Key Concepts to Review

  • U-Substitution: This is your go-to method when you can identify a function and its derivative (or a constant multiple thereof) within the integrand.
  • Integration by Parts: Use this technique when you have a product of two functions, and u-substitution doesn't work. Remember the formula: $\int u dv = uv - \int v du$. LIATE (Logarithmic, Inverse trig, Algebraic, Trig, Exponential) is a helpful mnemonic for choosing $u$.
  • Trigonometric Integrals: Master the integrals involving powers of sine, cosine, tangent, and secant. Use trigonometric identities to simplify the integrals. For example, if you have $\int sin^m(x) cos^n(x) dx$, consider these cases:
    • If $n$ is odd, save one cosine and use the identity $cos^2(x) = 1 - sin^2(x)$.
    • If $m$ is odd, save one sine and use the identity $sin^2(x) = 1 - cos^2(x)$.
    • If both $m$ and $n$ are even, use the half-angle identities: $sin^2(x) = \frac{1 - cos(2x)}{2}$ and $cos^2(x) = \frac{1 + cos(2x)}{2}$.
  • Trigonometric Substitution: When your integrand involves expressions like $\sqrt{a^2 - x^2}$, $\sqrt{a^2 + x^2}$, or $\sqrt{x^2 - a^2}$, try trigonometric substitution.
    • For $\sqrt{a^2 - x^2}$, let $x = a sin(\theta)$.
    • For $\sqrt{a^2 + x^2}$, let $x = a tan(\theta)$.
    • For $\sqrt{x^2 - a^2}$, let $x = a sec(\theta)$.
  • Partial Fraction Decomposition: Use this for rational functions (polynomial divided by polynomial). Decompose the rational function into simpler fractions that you can integrate more easily.

Practice Problems

Here are a few practice problems similar to what you might see on the test. Solutions are provided so you can check your work.

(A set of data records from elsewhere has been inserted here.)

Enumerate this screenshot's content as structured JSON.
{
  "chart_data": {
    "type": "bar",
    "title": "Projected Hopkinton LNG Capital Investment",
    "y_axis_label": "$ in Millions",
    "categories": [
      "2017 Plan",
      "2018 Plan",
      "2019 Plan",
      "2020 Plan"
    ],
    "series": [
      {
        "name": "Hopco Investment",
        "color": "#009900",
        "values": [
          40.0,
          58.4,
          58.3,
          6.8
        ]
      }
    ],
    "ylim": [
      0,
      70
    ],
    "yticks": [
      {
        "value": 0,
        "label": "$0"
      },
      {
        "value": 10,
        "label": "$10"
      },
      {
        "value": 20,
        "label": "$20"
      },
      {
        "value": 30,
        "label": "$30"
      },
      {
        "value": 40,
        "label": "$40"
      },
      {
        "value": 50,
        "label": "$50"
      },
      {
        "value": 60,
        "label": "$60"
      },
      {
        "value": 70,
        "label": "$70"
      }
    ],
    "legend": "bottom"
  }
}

  1. $\int \frac{x^2}{x^3 + 1} dx$
  2. $\int sin^7(x) cos^5(x) dx$
  3. $\int ln(\sqrt{x}) dx$
  4. $\int \frac{x^2 - x + 6}{x^3 + 3x} dx$
  5. $\int tan^2(x) sec^4(x) dx$
  6. $\int \frac{x}{\sqrt{36 - x^2}} dx$
  7. $\int (x^2 + 2x) cos(x) dx$
  8. $\int \frac{2}{2x^2 + 3x + 1} dx$
  9. $\int \frac{\sqrt{x^2 - 1}}{x^4} dx$
  10. $\int sin(x) \sqrt{1 + cos(x)} dx$

Good luck with your studying, and I'll see you in class! Remember to review your notes, practice consistently, and don't hesitate to ask questions.